ImpersonationBanks Critical Seen in Israel Updated: May 20, 2026

Bank Impersonation: The Call That Tries to Empty Your Account

A message or call claims unusual activity was found on your account and that you must act now. The caller is not really from the bank, and the goal is to get you to hand over passwords and codes, or to move money yourself.

How it starts

A message or a call arrives that creates a sense of emergency: a suspicious charge was detected, the account was locked, or someone is trying to log in to it. The message is always urgent, and it always asks you to do something right now.

How it works

If it is a message, the link leads to a page that looks like the bank's site and asks for a username and password. If it is a call, the impersonator guides you: he asks you to confirm details, to read him a verification code you got by text, or to move the money to another account he calls a secure account. Each request sounds reasonable on its own, but together they hand the attacker control of your account.

What the scammer wants

The impersonator wants one of three things, and sometimes all of them: your account login details, the one-time verification codes that approve actions, or a direct transfer of money that you make yourself. The self-made transfer is the worst, because as far as the bank is concerned, you are the one who approved it.

Common phrases

  • Unusual activity was detected on your account
  • Your account has been locked for security reasons
  • We are from the bank's security team
  • The money must be moved to a secure account temporarily
  • Read me the code you received to cancel the charge
  • Do not hang up, we are handling this together right now

Red flags

  • A contact that demands you act immediately, with no time to think
  • A request for a verification code, a password, or card details
  • A request to move money to another account to protect it
  • The caller asks you not to hang up and not to consult anyone
  • A link in a message leading to a bank login page

What to do now

  • Hang up.
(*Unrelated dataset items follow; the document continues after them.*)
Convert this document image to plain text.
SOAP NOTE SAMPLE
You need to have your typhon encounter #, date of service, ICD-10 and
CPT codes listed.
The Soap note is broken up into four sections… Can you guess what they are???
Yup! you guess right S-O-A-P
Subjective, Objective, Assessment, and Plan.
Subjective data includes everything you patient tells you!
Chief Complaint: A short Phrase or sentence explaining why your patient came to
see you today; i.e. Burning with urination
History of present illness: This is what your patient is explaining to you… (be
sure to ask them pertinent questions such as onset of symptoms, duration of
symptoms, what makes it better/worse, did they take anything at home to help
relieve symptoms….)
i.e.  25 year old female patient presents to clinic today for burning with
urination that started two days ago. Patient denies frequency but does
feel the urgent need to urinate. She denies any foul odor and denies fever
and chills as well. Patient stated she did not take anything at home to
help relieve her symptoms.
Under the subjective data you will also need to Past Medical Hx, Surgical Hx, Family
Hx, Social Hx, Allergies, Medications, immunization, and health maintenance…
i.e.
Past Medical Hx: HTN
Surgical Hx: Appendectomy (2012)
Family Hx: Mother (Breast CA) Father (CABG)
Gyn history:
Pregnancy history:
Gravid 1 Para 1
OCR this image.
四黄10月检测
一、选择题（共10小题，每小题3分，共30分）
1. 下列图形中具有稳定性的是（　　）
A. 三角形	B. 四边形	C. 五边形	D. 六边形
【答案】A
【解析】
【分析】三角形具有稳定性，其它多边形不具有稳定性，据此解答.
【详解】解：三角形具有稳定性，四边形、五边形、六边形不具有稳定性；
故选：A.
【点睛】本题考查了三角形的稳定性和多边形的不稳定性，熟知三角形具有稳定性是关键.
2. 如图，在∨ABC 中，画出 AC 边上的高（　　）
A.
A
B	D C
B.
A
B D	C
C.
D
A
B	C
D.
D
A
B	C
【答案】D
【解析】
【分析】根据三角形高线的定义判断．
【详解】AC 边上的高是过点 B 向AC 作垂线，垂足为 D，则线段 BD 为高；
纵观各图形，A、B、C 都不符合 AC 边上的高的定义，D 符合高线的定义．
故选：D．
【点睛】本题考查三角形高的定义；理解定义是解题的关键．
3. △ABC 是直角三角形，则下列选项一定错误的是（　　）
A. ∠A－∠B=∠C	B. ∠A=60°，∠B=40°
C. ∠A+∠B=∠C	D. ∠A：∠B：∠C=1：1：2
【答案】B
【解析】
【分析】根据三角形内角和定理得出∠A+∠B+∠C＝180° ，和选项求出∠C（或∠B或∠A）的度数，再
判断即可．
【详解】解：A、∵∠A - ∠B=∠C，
It is fine to hang up; a real representative will not be offended
  • Call the bank using the number on the back of your card or on the official site, not the number the caller gave you
  • A real bank will never ask for a verification code or a password, and will never ask you to move money to another account
  • Do not tap links in messages about your account. Reach the bank only through the app or the official address
  • If you already gave details or transferred money, contact the bank and the police immediately

Example scenario

Ruti gets a call. The voice on the other end is calm and polite and says he is from the bank's security department. He says a suspicious withdrawal attempt was detected on her account, and that to protect the money it must be moved temporarily to a secure account. He reads her an account number. Ruti, frightened, transfers it. There is no withdrawal attempt. The money has simply now reached the attacker, and the bank sees a transfer that Ruti approved herself.

Prevention tips

  • Set yourself a rule: a call that asks for codes, passwords, or a money transfer ends with you hanging up
  • Save the bank's official phone number in your contacts, and call only that
  • Remember that time pressure is the main tool of the scam. A real bank will let you think
  • If someone calls in the name of the bank, consult a family member before you act
  • Turn on alerts for account activity so you can spot a suspicious charge yourself, early

Full description

Bank impersonation is one of the most dangerous scams, because it plays on the most basic fear: that something bad is happening to your money. It comes in two main forms. The first is a text with a link to a fake login page. The second, and the more dangerous one, is a phone call from someone who sounds calm and professional, presents himself as a bank security officer, and walks you through it step by step. He sounds credible because he speaks the language of the bank, and sometimes he even knows a few details about you in advance.